Thursday, May 22, 2008

Dallas Gives Final Nod to 1,000-Key Hotel Site

Clearing yet another hurdle for a convention center hotel, Dallas City Council yesterday agreed to buy an 8.34-acre parking lot from Chavez Properties, which has been waiting 20 years for the deal to gel. The seller tentatively has penciled June 19 as the closing date.

The clock has been ticking on a land option since mid-February when council plunked down $500,000 of earnest money for the Young Street lot. The 8.34-acre lot, which generates $800,000 annually, is being sold for $109.32 per sf. Council will finance the acquisition by issuing $42 million of certificates of obligation, which also got approved at yesterday's meeting.

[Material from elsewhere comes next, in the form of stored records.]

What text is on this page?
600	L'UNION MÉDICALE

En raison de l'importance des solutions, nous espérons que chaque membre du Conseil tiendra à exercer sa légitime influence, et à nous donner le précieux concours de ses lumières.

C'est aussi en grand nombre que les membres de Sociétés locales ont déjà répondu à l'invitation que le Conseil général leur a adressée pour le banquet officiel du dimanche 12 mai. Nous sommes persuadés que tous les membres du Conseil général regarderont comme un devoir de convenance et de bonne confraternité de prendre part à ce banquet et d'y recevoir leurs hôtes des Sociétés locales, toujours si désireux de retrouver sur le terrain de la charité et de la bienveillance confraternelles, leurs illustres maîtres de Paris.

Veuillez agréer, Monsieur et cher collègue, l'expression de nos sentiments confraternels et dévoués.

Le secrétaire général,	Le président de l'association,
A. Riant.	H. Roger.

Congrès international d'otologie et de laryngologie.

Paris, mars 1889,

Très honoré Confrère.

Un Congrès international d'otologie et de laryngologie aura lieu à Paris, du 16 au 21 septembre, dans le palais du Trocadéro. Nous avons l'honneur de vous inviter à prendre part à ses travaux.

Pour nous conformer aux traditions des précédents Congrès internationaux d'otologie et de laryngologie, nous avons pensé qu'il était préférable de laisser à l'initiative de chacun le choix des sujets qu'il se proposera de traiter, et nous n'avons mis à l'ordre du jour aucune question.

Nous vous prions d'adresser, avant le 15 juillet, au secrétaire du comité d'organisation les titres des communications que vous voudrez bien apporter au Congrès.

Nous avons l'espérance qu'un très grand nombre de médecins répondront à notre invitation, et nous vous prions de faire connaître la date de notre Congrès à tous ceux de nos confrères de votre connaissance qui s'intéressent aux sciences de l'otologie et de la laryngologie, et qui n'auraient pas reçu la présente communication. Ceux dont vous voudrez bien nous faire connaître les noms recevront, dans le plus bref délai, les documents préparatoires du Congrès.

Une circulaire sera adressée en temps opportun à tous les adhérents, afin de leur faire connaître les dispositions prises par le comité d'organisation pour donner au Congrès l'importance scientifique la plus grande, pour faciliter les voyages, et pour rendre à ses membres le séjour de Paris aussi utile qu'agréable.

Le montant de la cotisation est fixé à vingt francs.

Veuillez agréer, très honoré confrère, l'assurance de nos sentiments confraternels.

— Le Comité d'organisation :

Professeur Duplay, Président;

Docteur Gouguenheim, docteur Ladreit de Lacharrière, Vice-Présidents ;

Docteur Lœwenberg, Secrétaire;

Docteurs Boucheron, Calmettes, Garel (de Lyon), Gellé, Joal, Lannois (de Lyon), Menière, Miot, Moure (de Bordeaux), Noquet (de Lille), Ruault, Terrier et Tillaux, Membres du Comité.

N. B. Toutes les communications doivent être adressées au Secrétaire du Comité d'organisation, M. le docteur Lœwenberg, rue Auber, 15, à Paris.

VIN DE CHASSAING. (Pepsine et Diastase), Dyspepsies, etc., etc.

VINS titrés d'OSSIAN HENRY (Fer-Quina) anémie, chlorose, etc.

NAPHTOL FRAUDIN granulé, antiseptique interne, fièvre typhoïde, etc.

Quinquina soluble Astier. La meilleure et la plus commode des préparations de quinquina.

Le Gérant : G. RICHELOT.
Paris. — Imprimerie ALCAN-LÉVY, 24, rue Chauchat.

Meanwhile, council and its team have narrowed the list of developers to Austin-based FaulknerUSA and Woodbine Development Corp., Matthews Southwest and Hamilton Properties Corp., all from Dallas. The two proposed operators are Irving, TX-based Omni Hotels Inc. and Marriott International Inc. of Bethesda, MD. A decision could be made by mid-June.

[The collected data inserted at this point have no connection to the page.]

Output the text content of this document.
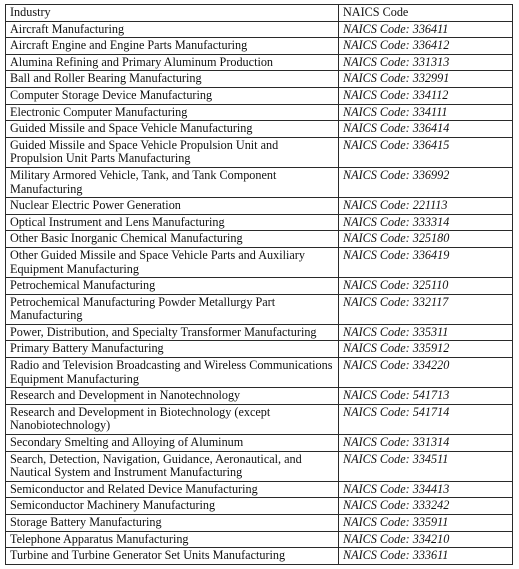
Industry	NAICS Code
Aircraft Manufacturing	NAICS Code: 336411
Aircraft Engine and Engine Parts Manufacturing	NAICS Code: 336412
Alumina Refining and Primary Aluminum Production	NAICS Code: 331313
Ball and Roller Bearing Manufacturing	NAICS Code: 332991
Computer Storage Device Manufacturing	NAICS Code: 334112
Electronic Computer Manufacturing	NAICS Code: 334111
Guided Missile and Space Vehicle Manufacturing	NAICS Code: 336414
Guided Missile and Space Vehicle Propulsion Unit and Propulsion Unit Parts Manufacturing	NAICS Code: 336415
Military Armored Vehicle, Tank, and Tank Component Manufacturing	NAICS Code: 336992
Nuclear Electric Power Generation	NAICS Code: 221113
Optical Instrument and Lens Manufacturing	NAICS Code: 333314
Other Basic Inorganic Chemical Manufacturing	NAICS Code: 325180
Other Guided Missile and Space Vehicle Parts and Auxiliary Equipment Manufacturing	NAICS Code: 336419
Petrochemical Manufacturing	NAICS Code: 325110
Petrochemical Manufacturing Powder Metallurgy Part Manufacturing	NAICS Code: 332117
Power, Distribution, and Specialty Transformer Manufacturing	NAICS Code: 335311
Primary Battery Manufacturing	NAICS Code: 335912
Radio and Television Broadcasting and Wireless Communications Equipment Manufacturing	NAICS Code: 334220
Research and Development in Nanotechnology	NAICS Code: 541713
Research and Development in Biotechnology (except Nanobiotechnology)	NAICS Code: 541714
Secondary Smelting and Alloying of Aluminum	NAICS Code: 331314
Search, Detection, Navigation, Guidance, Aeronautical, and Nautical System and Instrument Manufacturing	NAICS Code: 334511
Semiconductor and Related Device Manufacturing	NAICS Code: 334413
Semiconductor Machinery Manufacturing	NAICS Code: 333242
Storage Battery Manufacturing	NAICS Code: 335911
Telephone Apparatus Manufacturing	NAICS Code: 334210
Turbine and Turbine Generator Set Units Manufacturing	NAICS Code: 333611
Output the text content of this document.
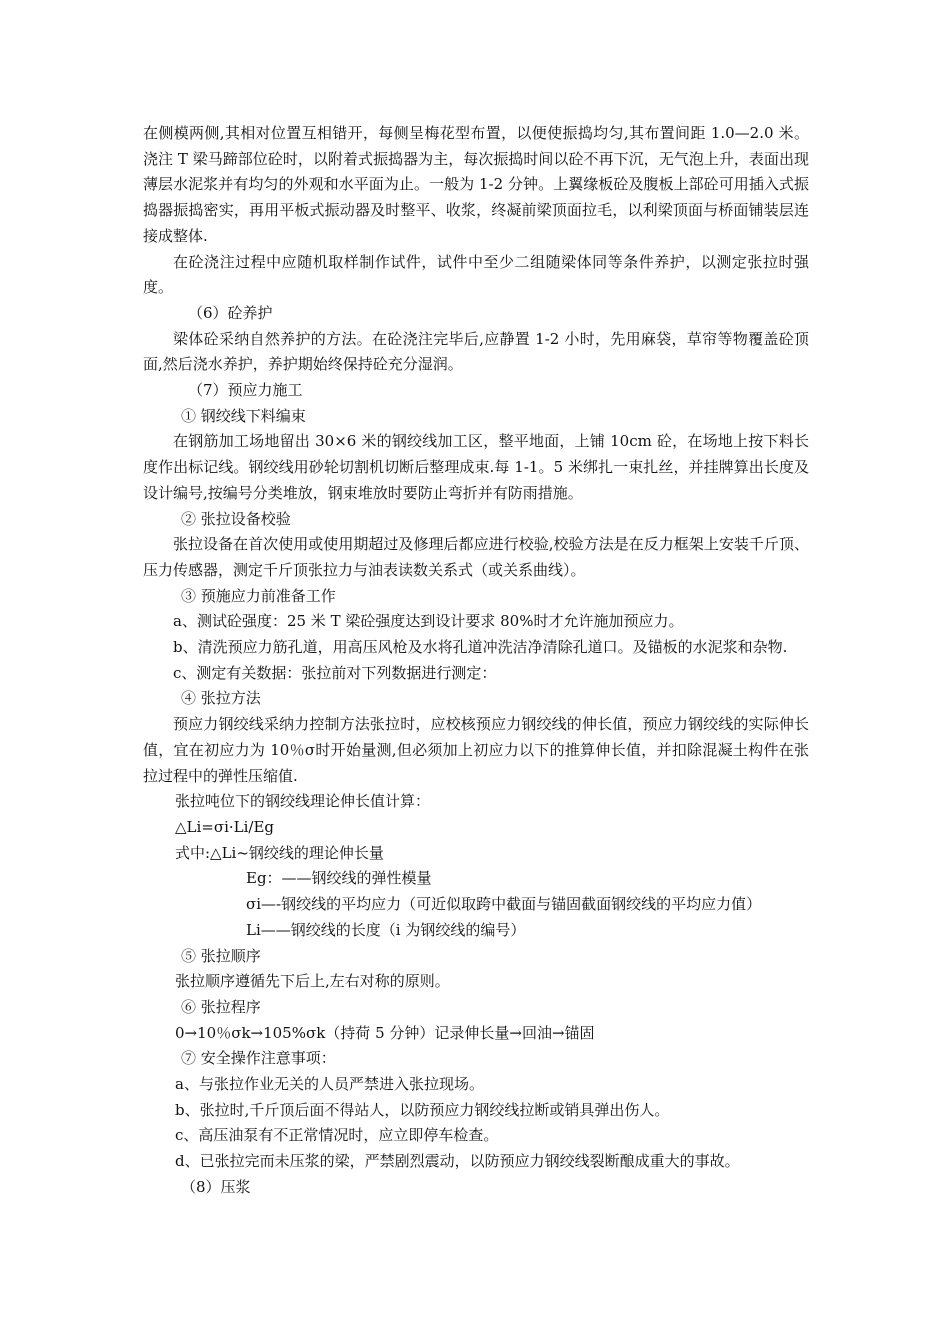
在侧模两侧,其相对位置互相错开，每侧呈梅花型布置，以便使振捣均匀,其布置间距 1.0—2.0 米。浇注 T 梁马蹄部位砼时，以附着式振捣器为主，每次振捣时间以砼不再下沉，无气泡上升，表面出现薄层水泥浆并有均匀的外观和水平面为止。一般为 1-2 分钟。上翼缘板砼及腹板上部砼可用插入式振捣器振捣密实，再用平板式振动器及时整平、收浆，终凝前梁顶面拉毛，以利梁顶面与桥面铺装层连接成整体.

在砼浇注过程中应随机取样制作试件，试件中至少二组随梁体同等条件养护，以测定张拉时强度。

（6）砼养护

梁体砼采纳自然养护的方法。在砼浇注完毕后,应静置 1-2 小时，先用麻袋，草帘等物覆盖砼顶面,然后浇水养护，养护期始终保持砼充分湿润。

（7）预应力施工

① 钢绞线下料编束

在钢筋加工场地留出 30×6 米的钢绞线加工区，整平地面，上铺 10cm 砼，在场地上按下料长度作出标记线。钢绞线用砂轮切割机切断后整理成束.每 1-1。5 米绑扎一束扎丝，并挂牌算出长度及设计编号,按编号分类堆放，钢束堆放时要防止弯折并有防雨措施。

② 张拉设备校验

张拉设备在首次使用或使用期超过及修理后都应进行校验,校验方法是在反力框架上安装千斤顶、压力传感器，测定千斤顶张拉力与油表读数关系式（或关系曲线）。

③ 预施应力前准备工作

a、测试砼强度：25 米 T 梁砼强度达到设计要求 80%时才允许施加预应力。

b、清洗预应力筋孔道，用高压风枪及水将孔道冲洗洁净清除孔道口。及锚板的水泥浆和杂物.

c、测定有关数据：张拉前对下列数据进行测定：

④ 张拉方法

预应力钢绞线采纳力控制方法张拉时，应校核预应力钢绞线的伸长值，预应力钢绞线的实际伸长值，宜在初应力为 10％σ时开始量测,但必须加上初应力以下的推算伸长值，并扣除混凝土构件在张拉过程中的弹性压缩值.

张拉吨位下的钢绞线理论伸长值计算：

△Li=σi·Li/Eg

式中:△Li~钢绞线的理论伸长量

Eg：——钢绞线的弹性模量

σi—-钢绞线的平均应力（可近似取跨中截面与锚固截面钢绞线的平均应力值）

Li——钢绞线的长度（i 为钢绞线的编号）

⑤ 张拉顺序

张拉顺序遵循先下后上,左右对称的原则。

⑥ 张拉程序

0→10％σk→105%σk（持荷 5 分钟）记录伸长量→回油→锚固

⑦ 安全操作注意事项：

a、与张拉作业无关的人员严禁进入张拉现场。

b、张拉时,千斤顶后面不得站人，以防预应力钢绞线拉断或销具弹出伤人。

c、高压油泵有不正常情况时，应立即停车检查。

d、已张拉完而未压浆的梁，严禁剧烈震动，以防预应力钢绞线裂断酿成重大的事故。

（8）压浆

"By buying this property before the deal's done, they're going to do well," Michael H. Anderson, the Dallas partner of Cincinnati-based Chavez Properties, tells, likening the process to buying a lot and then picking a homebuilder. Council, just like others in the US, is betting on the 1,000-room convention center hotel to generate more bookings, translating into more tourism dollars for the general coffer. The city's dream house tentatively is carrying a $400-million to $500-million all-in development tab, according to Anderson.

The win didn't come easily. As would be expected, the opposition camp presented competing sites. Chavez's 1,500-space parking lot, though, sits at the front door of the convention center. "Any other location would have made it a no-deal. It's a monopolistic location," Anderson says. "There has been a lot of sensationalism. The opposition has been very, very vocal."

Anderson admits that critics pointed to the land assessment--$7.5 million. But, he points out that was levied in January 2007. The cost of dirt, like other commodities, doesn't remain flat, particularly urban infill, revenue-producing sites, he says.

Anderson says there were no real dark moments when he thought it would crater, like it did four years ago. "It was going to happen all the time," he says.

Anderson and A.C. Gonzalez, assistant city manager, worked through due diligence on a handshake until the purchase option went into play. "What is really cool," Anderson says, "is they are doing it like a business." And like all real estate development deals, interest costs can be the biggest expense. "Can you think of a better time for a city to be borrowing big money for a major project," he says. "Now is the best time in the world to be borrowing long-term capital. And with the size of a site like this, you can do anything you want."